Intrinsic signals are typically instrumented around system level processes that the user is not directly aware of and does not directly influence, such as the air-fuel mixture ratio of the engine, minute adjustments made by the traction control system, timing of the engine valves, fluid levels etc. These signals are obviously important to understand product health but they are not directly informing us much about the user. That is, almost any user could sit in the driver’s seat and produce practically the same intrinsic signals, in similar road and weather conditions. This is the same reason they can be sampled at a variety of rates depending solely on the physics of each signal. For example fluid levels could be measured once a day, while valve timing has to be measured at millisecond accuracy. It does not really have anything to do with human time constants.
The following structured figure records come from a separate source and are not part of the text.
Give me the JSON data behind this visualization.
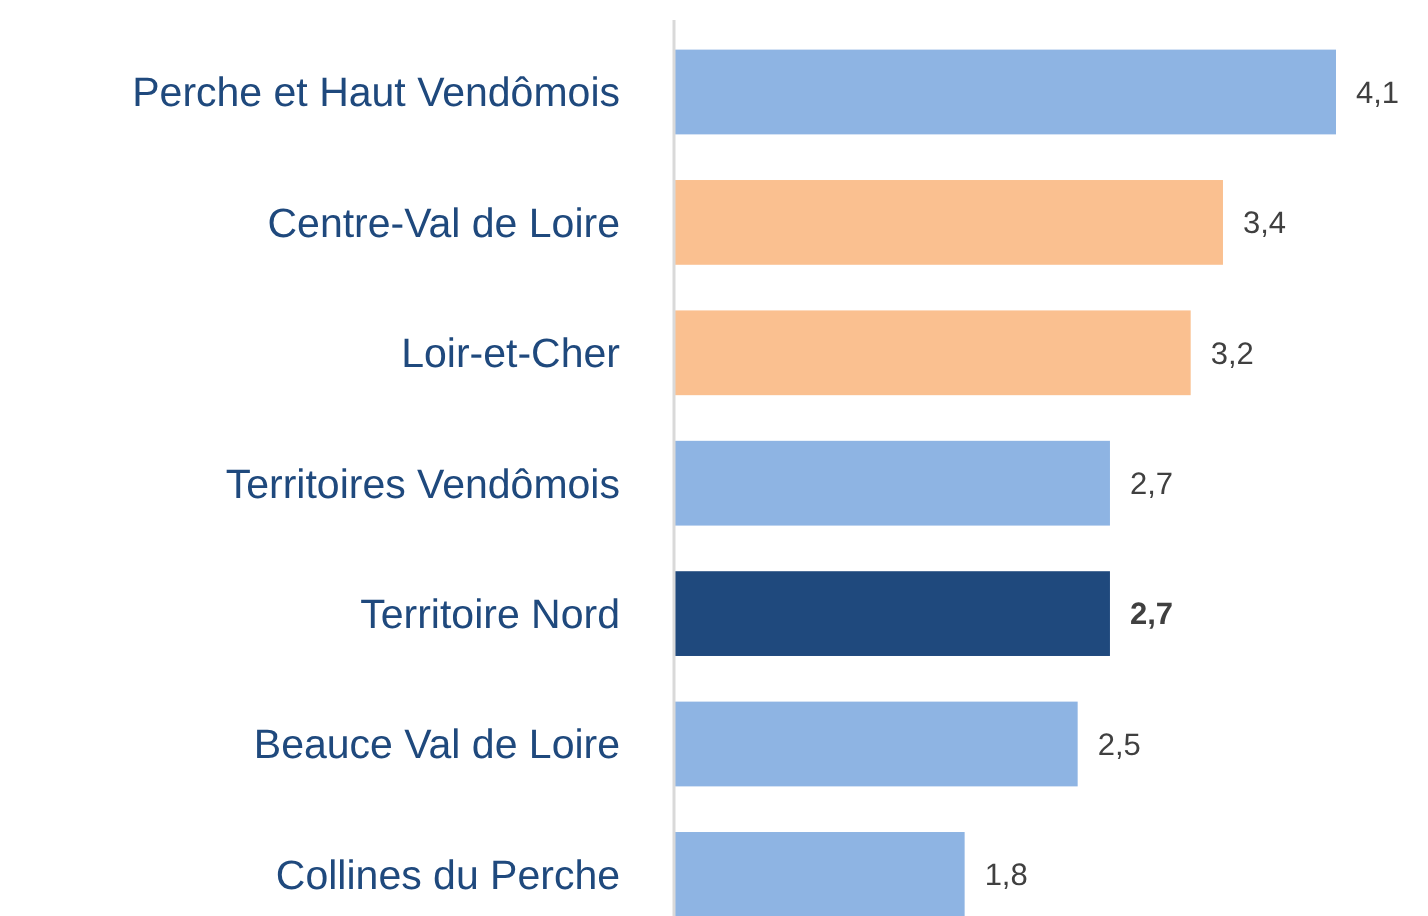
{
  "chart_data": {
    "type": "bar",
    "orientation": "horizontal",
    "categories": [
      "Perche et Haut Vendômois",
      "Centre-Val de Loire",
      "Loir-et-Cher",
      "Territoires Vendômois",
      "Territoire Nord",
      "Beauce Val de Loire",
      "Collines du Perche"
    ],
    "values": [
      4.1,
      3.4,
      3.2,
      2.7,
      2.7,
      2.5,
      1.8
    ],
    "colors": [
      "#8eb4e3",
      "#fac090",
      "#fac090",
      "#8eb4e3",
      "#1f497d",
      "#8eb4e3",
      "#8eb4e3"
    ],
    "value_labels": [
      "4,1",
      "3,4",
      "3,2",
      "2,7",
      "2,7",
      "2,5",
      "1,8"
    ]
  }
}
Historically such intrinsic/system-health signals have received inordinate attention because they could be directly used in product engineering and fine tuning. They allowed the engineers to check and ensure that the product they built was functioning in the field according to their a-priori expectations and specification. But these signals did not actually give much bang for the buck in terms of product innovation because they did not tell them if they had designed and built the right product in the first place. So for example, the engineers could know if the efficiency of their internal combustion engine was good enough, but it would not tell them that certain users could greatly benefit from a hybrid or even a a fully electric vehicle due to the nature of their driving habits. This is the classic dont know what I dont know problem
Therefore, in my view, while intrinsic signals are important and need to be logged at a certain level, we need to start paying much more attention to extrinsic signals which directly measure the man-machine interface.
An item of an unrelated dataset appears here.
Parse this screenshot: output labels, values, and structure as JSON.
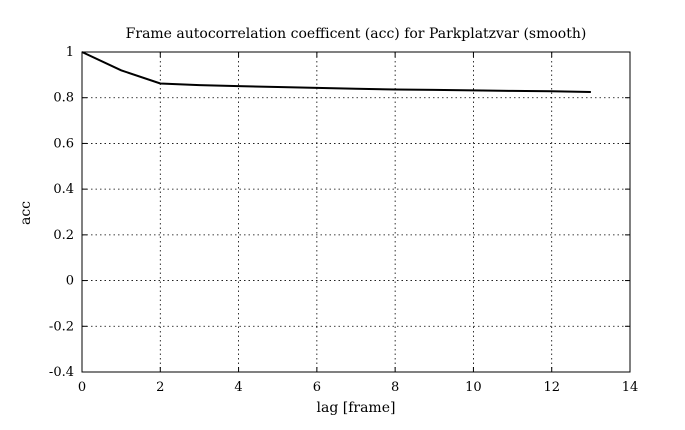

Coming back to our HUD problem, I would for example, invest the money needed to track the users eye gaze. If this means putting in a stereoscopic camera and depth sensor in the car, then so be it. Similarly I would want to pay close attention to how the user changed his driving habits when the HUD display was show to him, so I would minutely instrument acceleration, braking, swerving, as well as minor crashes and dents (fender benders).
Designing good instrumentation is a very hard and very crucial problem. Just concentrating on instrumenting some mundane signals simply because you have the technical know how to be able to do it, while ignoring other difficult signals because they are outside your comfort zone, is a recipe for disaster. (I highly recommend reading the book How to measure anything by Douglas Hubbard!). Treating instrumentation and measurement as first class citizens of your product, and not merely a band-aid that you put on as an after thought, is crucial for modern data driven engineering. People who bravely tackle difficult instrumentation problems should be encouraged and rewarded.
Generating reams and ream of useless data is no panacea to solving product engineering problems. (Which is the reason I feel pretty uncomfortable with the phrase BIG data.) Having diverse and relevant data is much more crucial. When the product attains scale and market share, the BIG part will automatically follow!